Vietnam, 16. Januar 2007

Seine Heiligkeit, Bischof von Rom, Papst Benedikt XVI,

Wir, Unterzeichnenden, vertreten von einigen vietnamesischen Priestern, die nach dem Lebensgeist des unter dem kommunistischen System Vietnams im Jahr 1988 als Märtyrer-Hirten verstorbenen Erzbischofs Philipp Nguyen Kim Dien leben wollen. Deswegen werden wir von Freunden als „Priester-Gruppierung Nguyen Kim Dien“ bezeichnet.
Wir haben die Information, dass am 25.1.2007 der Ministerpräsident der Sozialistischen Republik Vietnam Nguyen tan Dung den Heiligen Vater und die Vatikan-Stadt besuchen wird.
Gemeinsam mit zahlreichen vietnamesischen Gläubigern im Inland und Übersee bei der Äußerung zu dieser Angelegenheit möchten wir dem Heiligen Vater ein paar Punkte auftischen:

1. Heiliger Vater ist der offizielle Vertreter Gottes, als das Licht der Welt. Deshalb bitten wir den Heiligen Vater darum, als der Ministerpräsident Sie die Audienz habe wird, ihm daran zum Erkennen zu helfen, dass er und sein Machtapparat mit der ganzen unsere Bevölkerung unkorrekt verhalten.
So hat er gerade am 29.11.2006 auf Anordnung des Politbüros das Geheiß 37 mit dem Verbot von allen privaten Zeitungen bzw. Zeitschriften unterzeichnet.
Seine Staatssicherheitsbeamten des Distrikts Hoa Lu, Stadtbereich Pleiku beschlagnahmen am 16.8.2006 259 in Jarai Sprache verfassten Bibel, am 9.01.2007 verhafteten sie Herrn Prediger Nguyen Cong Chinh.
Die Evangelische Kongregation Mennonite zahlte 7,5 Million vietnamesische Währung, weil sie 259 vorgenannten Bibel aufbewahrte.
Die Sicherheitsbeamten schlugen diesen Prediger so brutal, dass er dadurch schwer verletzte. Zudem wurde dieser völlig nackt ausgezogen bis zum 3. Mal geschändet und zwar unter Beteiligung von 3 Sicherheitsbeamtinnen an solche ekelhafte Schändigung.
Am 11.01.2007 wurde der Sitz der Kongregation Mennonite Saigon von Herrn Prediger Nguyen Hong Quang.
Die originale Hoa-Hao-Buddhistische Kongregation wurde seit zig Jahren so heftig unterdrückt, dass zig Mönche, Hausmönche, Gläubiger Selbstverbrennung zu begehen hatten, in Haft genommen und geschlagen wurden.
Der Machthaber verweigerte die Anerkennung von knapp 20 Vertretungskomitees der vereinigten vietnamesischen buddhistischen Kongregation, während 2 höchstführenden Personen dieser Kongregation, nämlich Ehrwürdigen Huyen Quang und Quang Do, seit zig Jahren unter Aufsicht (Hausarrest) gestellt wurden.
Bei der katholischen Kirche blieb derzeit einer von unseren Priestern, Herrn Priester Tadeo Nguyen Van Ly, unter strenger Überwachung.
Der Machthaber ließ nur 6,5 Hektar von insgesamt 23,5 Hektar der Liegenschaft La-Vang Mutter Gottes Zentrums.
Die Ausbildungsstätte Mai Khoi der katholischen Gemeinde Phuong Tay, Erzbistum Hue wurde von dem Machthaber mit Druck zum ewigen Enteignen ausgeübt, obwohl die Pfarrgemeinde diese Liegenschaft eigentlich nur leihweise zum Benutzen übertrug und nunmehr zum Zwecke der Verwendung als Religionsunterrichtsstelle für Kinder der Pfarrgemeinde zurück haben wollte...

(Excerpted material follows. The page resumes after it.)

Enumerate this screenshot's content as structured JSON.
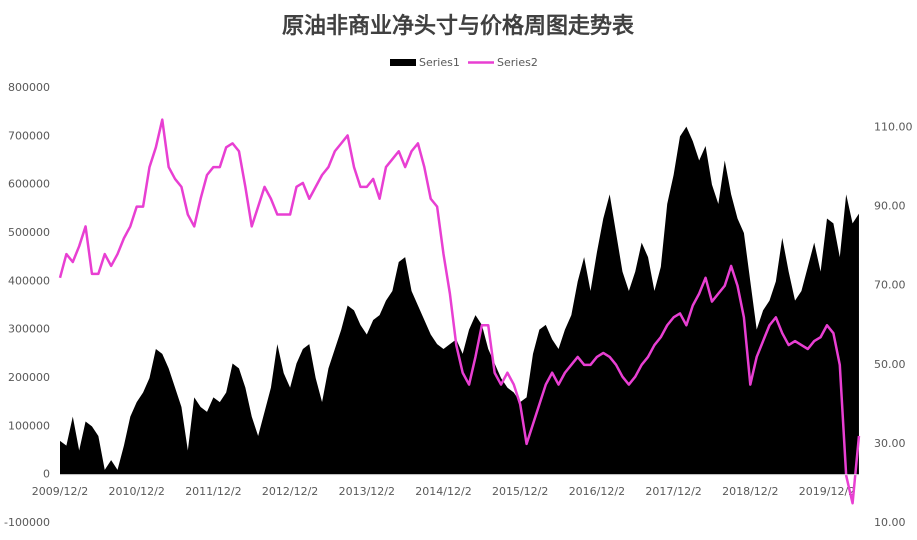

2. Der Machthaber Vietnams wiederholte die Entschlossenheit der In-Kontrolle-Haltung und Instrumentalisierung von Religionen durch die Rechtsverordnung über die Religion vom 18.6.2004 und den Erlass 22/CP vom 01.3.2005 zwecks der Durchführungseinleitung für diese Rechtsverordnung. Durch diese 2 Verfügungen bezweckte der Machthaber Vietnams im Prinzip die volle Kontrolle von Religionen in allen Hinsichten: Personal, Bestimmung, Aktivität, Vermögen und Kommunikation, damit die Kongregation die volle Akzeptanz des ewigen Regierens der Kommunnistischen Partei gezwungen wurde. Zugleich können diese Religionen keine Freiheit von Religionsausübung und -verbreitung in der Gesellschaft haben (auf Grund der Erziehungseinschränkung für Jugendliche nach dem Geist Jesus Christus und des Verbots in offizieller Stimmenerhebung bezüglich der sozialen Angelegenheiten, weil es keine eigene Zeitschrifte, Verläge, Rundfunk- und Fernsehanstalten und – nur für Katholik - keine Gründung vom Komitee für Gerechtigkeit und Frieden gab).

Gerade Herr Bischof Paul Nguyen van Hoa, Vorsitzender der Bischofkonferenz Vietnams äußerte in der Interbischof-Konferenz Asiens (17-23- August 2004) in Süd-Korea:
„Obwohl die Verfassung des Staats Vietnams die Religionsfreiheit garantiert, aber die Regierung Vietnams seine Politik gleichwohl kontinuiert, um systematisch aller organisierten Religionen im ganzen Land Vietnams zu niederschlagen und die Eigenschaft von diesen zu verändern“.

Der Kardinal J.B. Pham Minh Man, Erzbischof des Erzbistums in der Stadt Saigon wiederholte seine Äußerung zu mehreren Personen mehrmals:
„Besser existiert diese Religionsrechtsverordnung nicht. Nur Punkt 1 besagt über das Menschenrecht, die restlichen 40 weitere Punkte sind nur über die Pflichte von Religionen
mit der Befolgung von durch den Machthaber bereits vorgeschriebenen Prinzipien.
So bezweckte die diese Rechtsverordnung verfasste Stelle nicht dazu, den Religionen bei der Freiheit von Aktivitäten zu helfen, vielmehr diente diese nur dazu, den Machthaber bei der Verwaltung von Religionen so zu unterstützen, dass das System weiterhin in Sicherheit bleibt“.

3. Die Partei und der diktatorische kommunistische Machthaber Vietnams entzogen zurzeit allesamt Grundrechte der Menschen und Bürger von unserer Bevölkerung, wodurch das Gesamtvolk noch keine freie und gleichberechtigte Wahl seit 60 Jahren hat und Millionen Personen das Land bereits und noch fortan verließen.
Es bleiben noch 82 Millionen Personen übrig mit dem Leben im Elend und in der Ungerechtigkeit. Sie haben die negativen Erscheinungen von raffinierten Taten, Bürokratien, Korruptionen, Ausbeutungen von Parteimitgliedern und kommunistischen Kadern.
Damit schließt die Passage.